Questo Le Lac, per ensemble, composto nel 2001 da Tristan Murail è sicuramente un bel brano, ma, a mio avviso, è così tipico della sua produzione da sfiorare il manierismo. Traduzione: per me, è meno emozionante di altri brani, però è scritto proprio bene.

Le sonorità si susseguono e si sciolgono l’una nell’altra in un modo così perfetto che, a tratti, non sembrano nemmeno originate da strumenti, ma il risultato di un sapiente lavoro di missaggio e montaggio da studio.

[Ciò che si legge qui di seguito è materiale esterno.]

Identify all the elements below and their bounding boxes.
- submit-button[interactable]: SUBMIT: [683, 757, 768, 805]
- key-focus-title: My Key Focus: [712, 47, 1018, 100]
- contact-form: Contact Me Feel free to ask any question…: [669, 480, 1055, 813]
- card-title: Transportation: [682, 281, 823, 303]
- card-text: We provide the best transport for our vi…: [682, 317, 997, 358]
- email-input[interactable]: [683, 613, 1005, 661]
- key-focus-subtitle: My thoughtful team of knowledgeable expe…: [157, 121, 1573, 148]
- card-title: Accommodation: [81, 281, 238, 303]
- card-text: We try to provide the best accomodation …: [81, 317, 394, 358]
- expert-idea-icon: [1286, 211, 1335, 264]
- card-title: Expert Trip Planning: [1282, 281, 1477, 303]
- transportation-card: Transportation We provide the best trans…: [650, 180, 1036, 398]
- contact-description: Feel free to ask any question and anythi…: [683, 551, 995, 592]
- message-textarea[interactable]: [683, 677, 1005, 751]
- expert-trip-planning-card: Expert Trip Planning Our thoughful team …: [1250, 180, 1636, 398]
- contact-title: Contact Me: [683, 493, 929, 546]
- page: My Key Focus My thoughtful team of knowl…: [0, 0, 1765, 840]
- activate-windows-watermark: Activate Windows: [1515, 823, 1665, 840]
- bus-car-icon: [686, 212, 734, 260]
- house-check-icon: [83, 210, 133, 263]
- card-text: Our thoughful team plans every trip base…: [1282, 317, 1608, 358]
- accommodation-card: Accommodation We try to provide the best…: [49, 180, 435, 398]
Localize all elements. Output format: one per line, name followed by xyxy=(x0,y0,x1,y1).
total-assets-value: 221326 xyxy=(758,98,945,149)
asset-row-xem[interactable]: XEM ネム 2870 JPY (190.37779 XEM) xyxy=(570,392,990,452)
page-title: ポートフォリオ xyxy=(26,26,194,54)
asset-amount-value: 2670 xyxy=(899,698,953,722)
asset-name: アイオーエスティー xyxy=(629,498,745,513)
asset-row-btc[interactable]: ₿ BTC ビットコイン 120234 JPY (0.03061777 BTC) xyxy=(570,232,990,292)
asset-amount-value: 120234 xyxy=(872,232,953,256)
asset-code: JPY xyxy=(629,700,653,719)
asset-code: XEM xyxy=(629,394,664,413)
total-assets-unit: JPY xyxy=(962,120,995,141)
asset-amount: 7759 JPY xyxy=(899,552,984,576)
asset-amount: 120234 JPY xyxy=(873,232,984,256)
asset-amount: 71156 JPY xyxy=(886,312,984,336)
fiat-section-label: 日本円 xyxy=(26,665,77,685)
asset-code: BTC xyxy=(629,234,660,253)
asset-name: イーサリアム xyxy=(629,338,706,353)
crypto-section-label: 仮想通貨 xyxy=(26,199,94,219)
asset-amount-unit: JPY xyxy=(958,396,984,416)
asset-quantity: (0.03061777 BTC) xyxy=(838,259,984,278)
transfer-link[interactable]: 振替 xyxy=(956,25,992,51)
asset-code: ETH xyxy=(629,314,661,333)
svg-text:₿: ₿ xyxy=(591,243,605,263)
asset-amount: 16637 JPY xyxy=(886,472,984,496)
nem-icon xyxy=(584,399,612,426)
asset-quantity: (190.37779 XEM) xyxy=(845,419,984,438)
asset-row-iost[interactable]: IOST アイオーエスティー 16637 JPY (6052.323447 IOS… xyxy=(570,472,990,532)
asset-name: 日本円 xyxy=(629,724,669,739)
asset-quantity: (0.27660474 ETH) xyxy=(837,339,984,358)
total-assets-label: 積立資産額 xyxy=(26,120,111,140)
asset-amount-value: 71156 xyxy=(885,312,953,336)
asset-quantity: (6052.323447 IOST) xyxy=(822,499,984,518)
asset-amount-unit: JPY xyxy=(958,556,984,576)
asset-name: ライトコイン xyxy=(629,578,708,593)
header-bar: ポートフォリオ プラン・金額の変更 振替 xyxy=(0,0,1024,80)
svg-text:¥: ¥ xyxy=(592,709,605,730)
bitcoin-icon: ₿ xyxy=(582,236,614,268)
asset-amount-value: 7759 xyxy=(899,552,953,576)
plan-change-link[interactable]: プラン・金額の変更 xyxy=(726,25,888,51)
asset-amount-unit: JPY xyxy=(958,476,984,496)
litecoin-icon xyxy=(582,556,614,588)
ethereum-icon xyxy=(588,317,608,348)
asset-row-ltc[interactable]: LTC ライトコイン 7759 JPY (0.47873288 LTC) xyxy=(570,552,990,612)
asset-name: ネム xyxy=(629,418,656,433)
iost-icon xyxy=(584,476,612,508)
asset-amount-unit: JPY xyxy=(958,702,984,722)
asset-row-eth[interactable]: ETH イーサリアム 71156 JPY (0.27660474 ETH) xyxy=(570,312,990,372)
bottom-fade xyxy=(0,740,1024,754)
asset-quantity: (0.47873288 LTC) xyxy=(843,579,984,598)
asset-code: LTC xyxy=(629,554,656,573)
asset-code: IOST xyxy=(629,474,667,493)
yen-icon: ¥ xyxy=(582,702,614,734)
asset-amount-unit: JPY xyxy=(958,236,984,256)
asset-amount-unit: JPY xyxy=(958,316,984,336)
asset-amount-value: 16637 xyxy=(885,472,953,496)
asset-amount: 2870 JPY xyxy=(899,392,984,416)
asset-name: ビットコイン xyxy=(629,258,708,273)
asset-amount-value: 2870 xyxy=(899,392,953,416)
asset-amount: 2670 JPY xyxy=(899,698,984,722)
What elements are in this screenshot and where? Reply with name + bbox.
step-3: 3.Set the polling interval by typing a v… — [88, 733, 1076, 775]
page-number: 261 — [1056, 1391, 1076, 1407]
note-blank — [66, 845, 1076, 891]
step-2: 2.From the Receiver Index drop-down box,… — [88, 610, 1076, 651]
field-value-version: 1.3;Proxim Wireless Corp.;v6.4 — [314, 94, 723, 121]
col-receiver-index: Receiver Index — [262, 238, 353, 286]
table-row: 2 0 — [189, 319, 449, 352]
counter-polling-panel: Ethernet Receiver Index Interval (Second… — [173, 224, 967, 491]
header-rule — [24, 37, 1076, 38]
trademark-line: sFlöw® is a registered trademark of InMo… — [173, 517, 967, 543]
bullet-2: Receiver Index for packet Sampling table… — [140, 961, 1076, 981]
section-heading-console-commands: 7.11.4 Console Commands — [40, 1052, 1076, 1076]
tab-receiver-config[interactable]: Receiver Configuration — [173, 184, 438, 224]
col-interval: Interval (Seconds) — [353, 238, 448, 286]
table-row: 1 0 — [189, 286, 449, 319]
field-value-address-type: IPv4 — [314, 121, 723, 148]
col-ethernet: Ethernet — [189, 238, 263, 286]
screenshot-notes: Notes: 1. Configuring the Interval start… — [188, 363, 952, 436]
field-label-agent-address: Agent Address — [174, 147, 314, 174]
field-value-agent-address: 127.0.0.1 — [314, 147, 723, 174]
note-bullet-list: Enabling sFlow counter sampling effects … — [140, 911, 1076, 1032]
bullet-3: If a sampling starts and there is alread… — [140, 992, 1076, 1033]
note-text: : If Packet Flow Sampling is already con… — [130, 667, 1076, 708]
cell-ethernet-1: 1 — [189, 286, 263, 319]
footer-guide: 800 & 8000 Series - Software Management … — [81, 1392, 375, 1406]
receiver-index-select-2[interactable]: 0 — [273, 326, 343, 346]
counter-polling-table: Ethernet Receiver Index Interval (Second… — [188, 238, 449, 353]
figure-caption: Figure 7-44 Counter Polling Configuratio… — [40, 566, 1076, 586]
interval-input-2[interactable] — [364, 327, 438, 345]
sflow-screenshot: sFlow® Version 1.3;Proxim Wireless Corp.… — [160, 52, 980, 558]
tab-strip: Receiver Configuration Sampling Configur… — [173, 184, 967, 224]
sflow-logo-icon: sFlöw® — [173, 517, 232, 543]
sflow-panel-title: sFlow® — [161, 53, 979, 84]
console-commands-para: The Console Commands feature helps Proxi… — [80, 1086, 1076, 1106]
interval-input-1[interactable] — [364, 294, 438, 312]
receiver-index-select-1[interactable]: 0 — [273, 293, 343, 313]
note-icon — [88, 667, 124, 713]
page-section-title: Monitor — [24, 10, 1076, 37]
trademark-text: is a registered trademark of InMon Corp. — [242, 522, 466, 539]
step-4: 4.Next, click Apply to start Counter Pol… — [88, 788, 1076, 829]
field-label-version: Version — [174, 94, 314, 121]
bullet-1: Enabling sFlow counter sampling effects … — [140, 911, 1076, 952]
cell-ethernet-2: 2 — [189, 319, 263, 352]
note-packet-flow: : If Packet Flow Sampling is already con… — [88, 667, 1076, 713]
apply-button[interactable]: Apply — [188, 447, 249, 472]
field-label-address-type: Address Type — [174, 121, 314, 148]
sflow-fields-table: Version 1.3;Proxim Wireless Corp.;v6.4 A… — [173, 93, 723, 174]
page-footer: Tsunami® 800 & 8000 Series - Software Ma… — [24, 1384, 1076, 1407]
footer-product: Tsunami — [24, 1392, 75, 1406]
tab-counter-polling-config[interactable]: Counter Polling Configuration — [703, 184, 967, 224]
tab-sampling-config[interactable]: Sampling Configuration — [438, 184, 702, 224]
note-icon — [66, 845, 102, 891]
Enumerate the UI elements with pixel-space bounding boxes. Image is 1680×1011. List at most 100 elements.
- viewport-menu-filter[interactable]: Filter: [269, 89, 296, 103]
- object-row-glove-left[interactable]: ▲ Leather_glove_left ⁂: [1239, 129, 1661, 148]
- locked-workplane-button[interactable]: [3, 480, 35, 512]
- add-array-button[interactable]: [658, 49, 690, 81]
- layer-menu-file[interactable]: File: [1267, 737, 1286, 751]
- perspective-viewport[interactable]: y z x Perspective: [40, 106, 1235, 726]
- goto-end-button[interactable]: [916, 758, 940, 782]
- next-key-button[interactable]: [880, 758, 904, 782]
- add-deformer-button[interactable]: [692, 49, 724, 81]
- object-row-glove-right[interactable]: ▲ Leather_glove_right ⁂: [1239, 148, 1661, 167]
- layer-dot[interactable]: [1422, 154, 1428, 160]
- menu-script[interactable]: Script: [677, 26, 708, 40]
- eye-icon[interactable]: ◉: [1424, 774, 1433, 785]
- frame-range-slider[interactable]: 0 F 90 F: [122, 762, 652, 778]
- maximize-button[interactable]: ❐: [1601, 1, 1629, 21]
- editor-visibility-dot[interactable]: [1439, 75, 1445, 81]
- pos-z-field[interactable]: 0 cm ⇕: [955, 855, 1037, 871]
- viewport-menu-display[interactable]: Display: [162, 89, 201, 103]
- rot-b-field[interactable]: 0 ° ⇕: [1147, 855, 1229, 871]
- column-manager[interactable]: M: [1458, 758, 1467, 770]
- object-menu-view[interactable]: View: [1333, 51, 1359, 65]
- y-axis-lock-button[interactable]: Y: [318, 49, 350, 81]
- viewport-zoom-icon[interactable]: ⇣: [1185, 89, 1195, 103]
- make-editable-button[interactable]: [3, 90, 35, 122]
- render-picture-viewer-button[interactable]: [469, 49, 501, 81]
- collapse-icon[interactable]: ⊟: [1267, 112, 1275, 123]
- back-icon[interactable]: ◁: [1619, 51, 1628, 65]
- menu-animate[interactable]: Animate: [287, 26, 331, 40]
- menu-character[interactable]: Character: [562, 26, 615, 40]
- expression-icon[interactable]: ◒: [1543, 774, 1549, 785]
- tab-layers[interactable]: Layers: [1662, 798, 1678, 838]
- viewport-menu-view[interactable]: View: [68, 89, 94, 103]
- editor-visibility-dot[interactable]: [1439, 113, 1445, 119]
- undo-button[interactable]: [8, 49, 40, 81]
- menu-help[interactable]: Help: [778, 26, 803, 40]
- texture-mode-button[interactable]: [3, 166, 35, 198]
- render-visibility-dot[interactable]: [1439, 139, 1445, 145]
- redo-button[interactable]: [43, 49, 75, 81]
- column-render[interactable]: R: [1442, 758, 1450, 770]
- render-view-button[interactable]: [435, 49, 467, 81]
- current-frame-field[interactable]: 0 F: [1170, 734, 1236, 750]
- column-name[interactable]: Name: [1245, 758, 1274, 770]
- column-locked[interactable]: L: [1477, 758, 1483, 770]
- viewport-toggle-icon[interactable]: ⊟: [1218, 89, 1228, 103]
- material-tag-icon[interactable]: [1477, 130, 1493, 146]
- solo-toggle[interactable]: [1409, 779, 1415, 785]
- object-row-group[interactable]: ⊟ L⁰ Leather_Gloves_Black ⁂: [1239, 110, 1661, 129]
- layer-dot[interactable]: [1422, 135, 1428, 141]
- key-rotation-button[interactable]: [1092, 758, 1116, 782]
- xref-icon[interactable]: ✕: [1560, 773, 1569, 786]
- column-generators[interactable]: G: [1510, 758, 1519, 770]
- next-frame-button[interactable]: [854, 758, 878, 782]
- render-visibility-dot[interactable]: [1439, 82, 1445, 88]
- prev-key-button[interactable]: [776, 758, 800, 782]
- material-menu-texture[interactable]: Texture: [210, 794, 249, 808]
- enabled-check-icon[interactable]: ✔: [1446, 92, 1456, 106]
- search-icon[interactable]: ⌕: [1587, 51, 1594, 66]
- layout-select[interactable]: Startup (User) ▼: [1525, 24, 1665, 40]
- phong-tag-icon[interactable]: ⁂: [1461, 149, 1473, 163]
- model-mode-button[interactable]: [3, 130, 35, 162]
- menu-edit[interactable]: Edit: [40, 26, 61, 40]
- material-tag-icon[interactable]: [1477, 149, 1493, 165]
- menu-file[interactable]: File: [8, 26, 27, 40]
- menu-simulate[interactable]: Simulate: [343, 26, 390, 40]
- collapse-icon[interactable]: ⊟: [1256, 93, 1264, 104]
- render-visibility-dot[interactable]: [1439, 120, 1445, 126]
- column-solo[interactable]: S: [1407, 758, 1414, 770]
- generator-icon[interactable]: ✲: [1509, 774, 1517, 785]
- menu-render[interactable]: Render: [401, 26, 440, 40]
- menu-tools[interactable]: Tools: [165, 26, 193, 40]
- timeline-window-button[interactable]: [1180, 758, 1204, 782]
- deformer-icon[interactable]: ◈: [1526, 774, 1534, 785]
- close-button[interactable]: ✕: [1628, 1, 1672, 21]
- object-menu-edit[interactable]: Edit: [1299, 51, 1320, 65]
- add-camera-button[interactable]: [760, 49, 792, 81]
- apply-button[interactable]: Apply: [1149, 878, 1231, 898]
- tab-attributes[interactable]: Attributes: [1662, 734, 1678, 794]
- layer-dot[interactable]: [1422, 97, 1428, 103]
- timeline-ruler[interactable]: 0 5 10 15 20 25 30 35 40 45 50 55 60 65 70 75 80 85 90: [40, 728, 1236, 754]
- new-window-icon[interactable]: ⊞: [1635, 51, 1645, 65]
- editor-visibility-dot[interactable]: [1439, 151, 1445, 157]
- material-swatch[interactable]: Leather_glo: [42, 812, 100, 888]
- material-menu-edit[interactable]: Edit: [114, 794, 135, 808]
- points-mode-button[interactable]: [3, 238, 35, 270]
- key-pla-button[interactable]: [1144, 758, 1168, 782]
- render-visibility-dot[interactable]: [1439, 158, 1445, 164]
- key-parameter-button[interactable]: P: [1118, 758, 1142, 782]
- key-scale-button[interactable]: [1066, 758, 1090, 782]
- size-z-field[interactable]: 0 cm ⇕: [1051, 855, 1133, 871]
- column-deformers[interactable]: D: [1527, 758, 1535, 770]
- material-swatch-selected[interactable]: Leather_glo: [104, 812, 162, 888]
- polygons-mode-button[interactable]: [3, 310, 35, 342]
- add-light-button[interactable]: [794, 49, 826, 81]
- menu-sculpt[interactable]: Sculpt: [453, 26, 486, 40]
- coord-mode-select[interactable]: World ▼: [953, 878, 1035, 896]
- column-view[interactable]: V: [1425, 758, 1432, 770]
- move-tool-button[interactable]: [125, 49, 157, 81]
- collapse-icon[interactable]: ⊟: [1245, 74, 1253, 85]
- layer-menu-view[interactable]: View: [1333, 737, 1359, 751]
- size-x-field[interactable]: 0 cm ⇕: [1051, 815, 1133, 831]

Il brano occhieggia l’omonimo poema di Lamartine, ma è soprattutto musica che si ispira a modelli naturali: l’analisi acustica del suono della pioggia sul lago, una versione stilizzata di tuono, un grido di uccello non identificato, la texture elettronica delle rane in primavera…
E dietro a tutto questo, il lago. Una superficie sempre uguale e sempre cangiante, gioco di permanenza e di effimero, di movimento e di umore, la logica dell’inaspettato, l’ordine e la semplicità annidati all’interno del caotico e del complesso.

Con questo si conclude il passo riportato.